Last September some residents told the council about concerns about communicating the program to residents, specifically, 1) availability of materials in Spanish, 2) the number of parking permits available per household, 3) enforcement days and times established for the parking district, and the costs of permits.
At a meeting attended by about 95 residents said they supported the following:
Permit Administration – Enforcement will occur weekdays between 7 p.m. and 5 a.m. Enforcement will occur on Saturday and Sunday between the hours of 10 p.m. and 5 a.m.
Resident Permit and Fee – All parking permits are issued after first providing that each residence is to be used for on-site parking for one vehicle operable by one resident. Thereafter, additional drivers of additional vehicles shall be eligible for a “Resident Permit” for a vehicle that may be parked in the District. Each address may be eligible for a maximum of five Resident Permits for $25 per year each.
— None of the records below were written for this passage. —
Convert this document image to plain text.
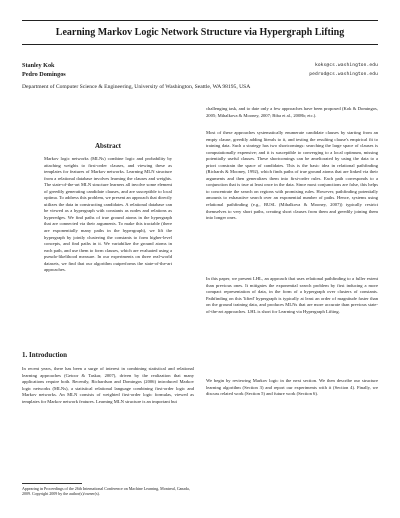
Learning Markov Logic Network Structure via Hypergraph Lifting
Stanley Kok	koks@cs.washington.edu
Pedro Domingos	pedrod@cs.washington.edu
Department of Computer Science & Engineering, University of Washington, Seattle, WA 98195, USA
Abstract
Markov logic networks (MLNs) combine logic and probability by attaching weights to first-order clauses, and viewing these as templates for features of Markov networks. Learning MLN structure from a relational database involves learning the clauses and weights. The state-of-the-art MLN structure learners all involve some element of greedily generating candidate clauses, and are susceptible to local optima. To address this problem, we present an approach that directly utilizes the data in constructing candidates. A relational database can be viewed as a hypergraph with constants as nodes and relations as hyperedges. We find paths of true ground atoms in the hypergraph that are connected via their arguments. To make this tractable (there are exponentially many paths in the hypergraph), we lift the hypergraph by jointly clustering the constants to form higher-level concepts, and find paths in it. We variabilize the ground atoms in each path, and use them to form clauses, which are evaluated using a pseudo-likelihood measure. In our experiments on three real-world datasets, we find that our algorithm outperforms the state-of-the-art approaches.
1. Introduction
In recent years, there has been a surge of interest in combining statistical and relational learning approaches (Getoor & Taskar, 2007), driven by the realization that many applications require both. Recently, Richardson and Domingos (2006) introduced Markov logic networks (MLNs), a statistical relational language combining first-order logic and Markov networks. An MLN consists of weighted first-order logic formulas, viewed as templates for Markov network features. Learning MLN structure is an important but
Appearing in Proceedings of the 26th International Conference on Machine Learning, Montreal, Canada, 2009. Copyright 2009 by the author(s)/owner(s).
challenging task, and to date only a few approaches have been proposed (Kok & Domingos, 2005; Mihalkova & Mooney, 2007; Biba et al., 2008b; etc.).
Most of these approaches systematically enumerate candidate clauses by starting from an empty clause, greedily adding literals to it, and testing the resulting clause's empirical fit to training data. Such a strategy has two shortcomings: searching the large space of clauses is computationally expensive; and it is susceptible to converging to a local optimum, missing potentially useful clauses. These shortcomings can be ameliorated by using the data to a priori constrain the space of candidates. This is the basic idea in relational pathfinding (Richards & Mooney, 1992), which finds paths of true ground atoms that are linked via their arguments and then generalizes them into first-order rules. Each path corresponds to a conjunction that is true at least once in the data. Since most conjunctions are false, this helps to concentrate the search on regions with promising rules. However, pathfinding potentially amounts to exhaustive search over an exponential number of paths. Hence, systems using relational pathfinding (e.g., BUSL (Mihalkova & Mooney, 2007)) typically restrict themselves to very short paths, creating short clauses from them and greedily joining them into longer ones.
In this paper, we present LHL, an approach that uses relational pathfinding to a fuller extent than previous ones. It mitigates the exponential search problem by first inducing a more compact representation of data, in the form of a hypergraph over clusters of constants. Pathfinding on this 'lifted' hypergraph is typically at least an order of magnitude faster than on the ground training data, and produces MLNs that are more accurate than previous state-of-the-art approaches. LHL is short for Learning via Hypergraph Lifting.
We begin by reviewing Markov logic in the next section. We then describe our structure learning algorithm (Section 3) and report our experiments with it (Section 4). Finally, we discuss related work (Section 5) and future work (Section 6).
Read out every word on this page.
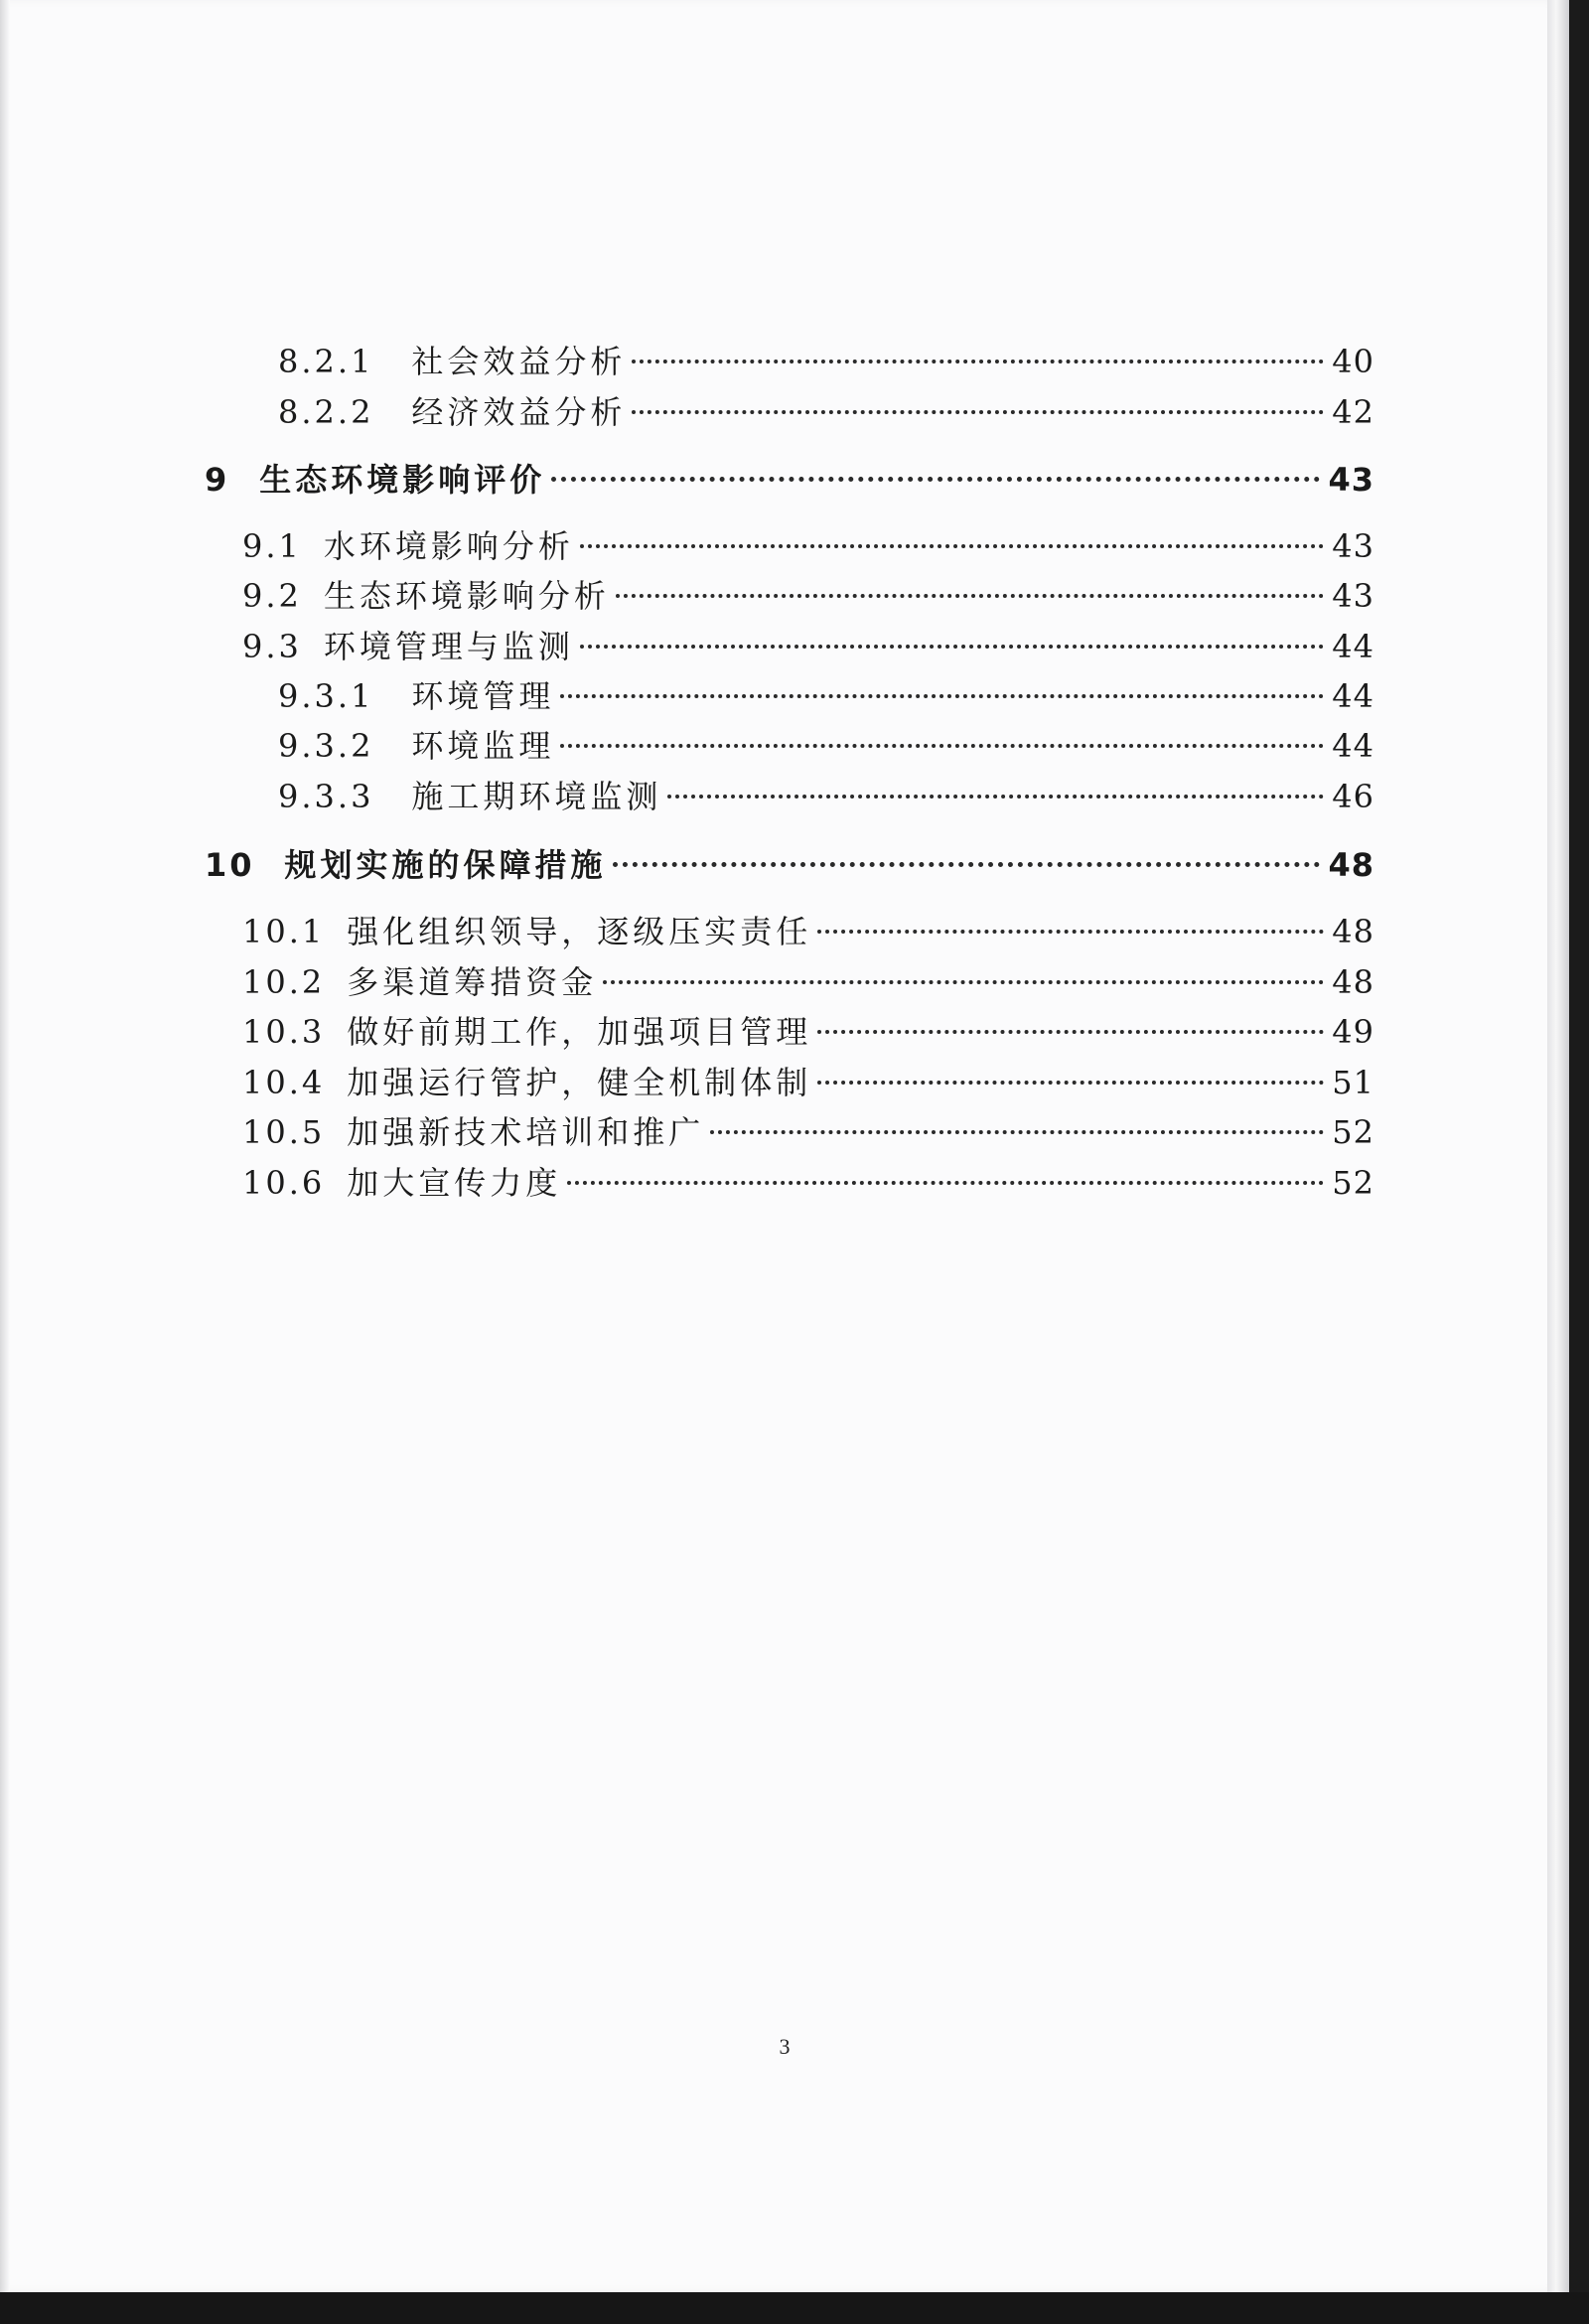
8.2.1 社会效益分析	40
8.2.2 经济效益分析	42
9 生态环境影响评价	43
9.1 水环境影响分析	43
9.2 生态环境影响分析	43
9.3 环境管理与监测	44
9.3.1 环境管理	44
9.3.2 环境监理	44
9.3.3 施工期环境监测	46
10 规划实施的保障措施	48
10.1 强化组织领导，逐级压实责任	48
10.2 多渠道筹措资金	48
10.3 做好前期工作，加强项目管理	49
10.4 加强运行管护，健全机制体制	51
10.5 加强新技术培训和推广	52
10.6 加大宣传力度	52
3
Guest Permit and Fee – One transferable Guest Permit (also $25) would be available per residence to allow residents’ visitors to park in the district during enforcement hours.
Again, neighborhood representatives were asked to circulate petitions to gauge who wanted to be part of the parking district. Residents from Cherry Place, Farland Place, Rose Street, and Greenview Street requested to be removed from the district.
The permits will consist of stickers affixed to the inside of vehicles, and transferable guest parking permits for display on vehicles’ rear-view mirrors. Permits will cost $25 apiece.
Once the parking district signage has been installed, staff will allow a 30-day “grace period” to allow time for residents to acquire their necessary permits. During this time, parking violators will be issued a written warning for parking without a required permit. Afterward, parking violators will be cited and/or vehicles towed that do not display the permits, including residents and their guests.
The city is starting to get requests from other Neighborhood Groups to establish resident parking districts in their areas.
Permits will allow for identified vehicles to park anywhere in the District. Permits will not be assigned to any specific location or address.
An annual nonrefundable Resident Permit fee of $25 must be paid for each resident parking permit. An annual nonrefundable Guest Permit fee of $25 must be paid for each guest parking permit.
Parking Permits shall be issues and managed by the Escondido Police Department.
Residents will be required to provide photo ID or a utility bill, vehicle registration, rental agreement, etc. to prove residency to be issued a permit.